Question

If the saturation concentration of potassium nitrate is `3.0*mol*L^-1`, is a solution prepared by dissolving a `67.05*g` mass of this salt in water to make a volume of `250*mL` solution, saturated?

Answer 1

`"Solubility"="Moles of solute"/"Volume of solution"`

Explanation:

And here..for the dissolution reaction....

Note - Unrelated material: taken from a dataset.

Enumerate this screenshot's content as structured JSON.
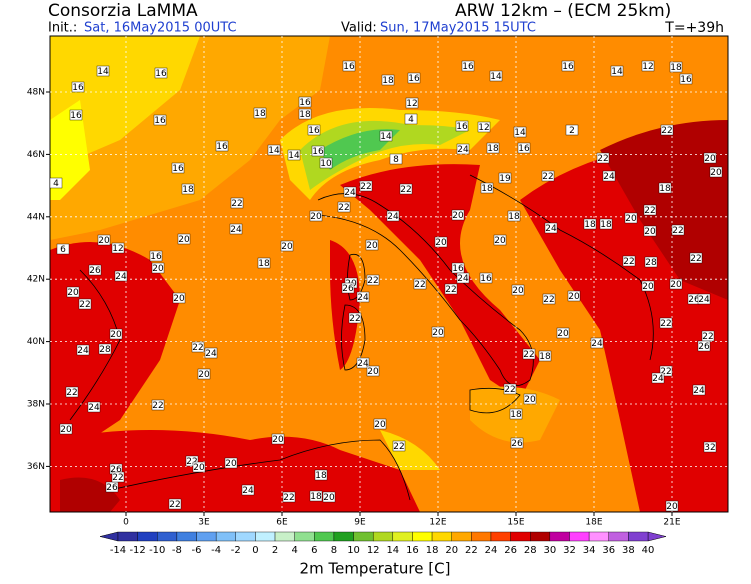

`KNO_3(s) stackrel(H_2O)rarrK^(+) + NO_3^(-)`

`"solubility"="moles of solute"/"volume of solution"=((67.05*g)/(101.1*g*mol^-1))/(250*gxx10^-3*L*g^-1)=2.65*mol*L^-1`

And while including the units in the quotient is a major pfaff, it does give me a chance to review my reasoning and arithmetic. I got an answer in `mol*L^-1`..as I require for a solubility measurement. This persuades me that I got the order of operations right (for once!).

And since here the calculated solubility is LESS than `3.00*mol*L^-1-=3.00*mol*dm^-3` `(1*L-=1*dm^3)`, the solution is `"UNSATURATED"`.

By the way what does `"saturation"` mean in this context? Does it represent the maximum concentration of solute that the solvent could hold?